In essence, Nickel said, in San Bernardino politics, California politics and national politics, a division has formed between the business community and the Republicans on one side and the Democratic Party and the unions on the other. Both have their tactics, Nickel asserted, as each vies for political control. He said the Republicans and the business community play hard and work to win, using ruthless but what are essentially still the same fair, legal and constitutional means. The unions, bolstered by the Democrats, Nickel said, are loading the dice, and cheating to achieve victory.
In this way, he said, the Democratic-backed candidates are being assisted by unionized employees who have taken over the machinery of elections and are stuffing ballot boxes in favor of the Democrats. He said he believes that is how Reynoso, a political neophyte, has taken the lead in the Fifth Ward race.
He said the very fact that Reynoso had been allowed into the race was an indictment of the process. No verification of Reynoso’s eligibility had been carried out when he took out papers to run for the council, Nickel maintained. “There is a huge question as to whether he lives in the Fifth Ward,” Nickel said. “The city charter requires that candidates establish residency 30 days prior to the initiation of their candidacy. There was never any proof submitted that he was a Fifth District resident prior to the race. There is no record of him voting in the Fifth Ward.”
Worse still, Nickel said, is that the county’s election workers are militating in favor of the candidates favored by the union that represents them, the Teamsters. The favoritism being shown to Reynoso by the county’s election workers is a reflection of that, he said.

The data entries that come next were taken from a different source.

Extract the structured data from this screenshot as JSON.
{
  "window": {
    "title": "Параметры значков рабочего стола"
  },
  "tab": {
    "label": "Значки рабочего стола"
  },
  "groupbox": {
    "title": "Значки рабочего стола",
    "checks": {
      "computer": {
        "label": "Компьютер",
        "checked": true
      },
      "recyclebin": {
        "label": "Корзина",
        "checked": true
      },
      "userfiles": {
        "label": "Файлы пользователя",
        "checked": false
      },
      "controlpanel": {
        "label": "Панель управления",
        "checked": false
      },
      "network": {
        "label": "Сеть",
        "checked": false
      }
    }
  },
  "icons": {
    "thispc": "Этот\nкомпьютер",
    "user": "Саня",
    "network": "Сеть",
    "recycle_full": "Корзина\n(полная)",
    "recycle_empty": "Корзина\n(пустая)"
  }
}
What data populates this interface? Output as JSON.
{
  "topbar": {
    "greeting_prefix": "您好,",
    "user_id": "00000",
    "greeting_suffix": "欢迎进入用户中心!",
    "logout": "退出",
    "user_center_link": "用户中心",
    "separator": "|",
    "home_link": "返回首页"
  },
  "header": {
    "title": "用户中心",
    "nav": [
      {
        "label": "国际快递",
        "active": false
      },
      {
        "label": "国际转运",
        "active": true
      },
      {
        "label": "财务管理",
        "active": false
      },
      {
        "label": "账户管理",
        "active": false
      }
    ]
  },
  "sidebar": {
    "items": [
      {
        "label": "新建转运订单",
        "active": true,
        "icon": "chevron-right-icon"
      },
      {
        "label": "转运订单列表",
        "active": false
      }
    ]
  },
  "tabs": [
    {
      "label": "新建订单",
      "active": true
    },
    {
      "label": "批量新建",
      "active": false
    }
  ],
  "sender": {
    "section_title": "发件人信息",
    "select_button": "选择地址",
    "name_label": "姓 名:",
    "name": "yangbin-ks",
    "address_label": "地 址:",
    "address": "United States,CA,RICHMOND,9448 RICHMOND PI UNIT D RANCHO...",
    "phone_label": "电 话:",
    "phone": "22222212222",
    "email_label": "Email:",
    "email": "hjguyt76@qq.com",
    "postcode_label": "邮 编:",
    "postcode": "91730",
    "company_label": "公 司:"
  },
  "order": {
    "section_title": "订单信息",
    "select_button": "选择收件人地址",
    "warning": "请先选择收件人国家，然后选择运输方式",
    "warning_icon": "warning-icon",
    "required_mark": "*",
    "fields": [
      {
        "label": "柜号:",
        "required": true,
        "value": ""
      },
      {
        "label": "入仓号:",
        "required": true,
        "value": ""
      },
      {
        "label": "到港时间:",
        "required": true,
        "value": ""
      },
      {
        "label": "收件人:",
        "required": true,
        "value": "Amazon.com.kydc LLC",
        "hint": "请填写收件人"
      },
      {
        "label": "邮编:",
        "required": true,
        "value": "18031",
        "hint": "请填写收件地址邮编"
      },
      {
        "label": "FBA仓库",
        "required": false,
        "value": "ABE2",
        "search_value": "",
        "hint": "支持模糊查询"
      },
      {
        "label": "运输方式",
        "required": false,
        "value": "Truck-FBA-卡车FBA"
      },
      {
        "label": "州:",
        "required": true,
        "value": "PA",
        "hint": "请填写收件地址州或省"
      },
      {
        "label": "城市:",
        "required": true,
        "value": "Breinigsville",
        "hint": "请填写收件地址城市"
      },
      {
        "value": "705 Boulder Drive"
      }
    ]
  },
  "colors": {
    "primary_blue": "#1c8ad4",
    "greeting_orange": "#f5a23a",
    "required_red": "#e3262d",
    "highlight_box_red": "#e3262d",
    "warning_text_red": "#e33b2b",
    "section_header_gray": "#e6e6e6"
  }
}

“The people running our election system are endorsing candidates,” Nickel said. “There is something very wrong with that. There are PACS that supported me. But this is a tale of two PACS. The other PAC, which is supporting my opponent, are those who are carrying out, are running the election itself. You saw that in the first reporting of precincts I was ahead. Then at the next posting report, a bundle of ballots shows up out of nowhere. At the one Fifth Ward precinct where you have the heaviest concentration of Republican voters, they were given felt markers. The ink from the felt markers was bleeding through the ballots. We are concerned those ballots will be thrown out. This is exposing a very broken election system.”
Nickel said, “I anticipate I will be asking for a recount. We are going to want signature verification. We are concerned about whether some of the ballots are valid. We need a voting mechanism we can trust. County employees who are members of the union that endorsed candidates in the race, who have themselves endorsed candidates in the race, including my opponent, are running the election and counting the ballots. That has corrupted the way we do business in electing our government officials, or at least cast a great shadow over our government and future elections.”
Despite the very real prospect that he was to be turned out of office, Nickel said, he was pleased that in this election the city’s voters had come down in favor of Measure S, which is to provide the city, which declared bankruptcy in 2012 and exited that status in 2017 but has seen its reserves depleting alarmingly ever since, with a one percent sales tax enhancement. With 39,810 ballots from San Bernardino voters counted as of today, Measure S was up with 22,659 votes or 56.92 percent in favor of it over 17,151 votes against it or 43.08 percent.
It is anticipated that Measure S will translate to an additional $27 million in revenue to the city each year.
“I am not in favor of adding to the tax burden on our residents unless it is absolutely necessary, but I believe the passage of Measure S might be the most important thing that has occurred in the city while I have been on the council,” Nickel said.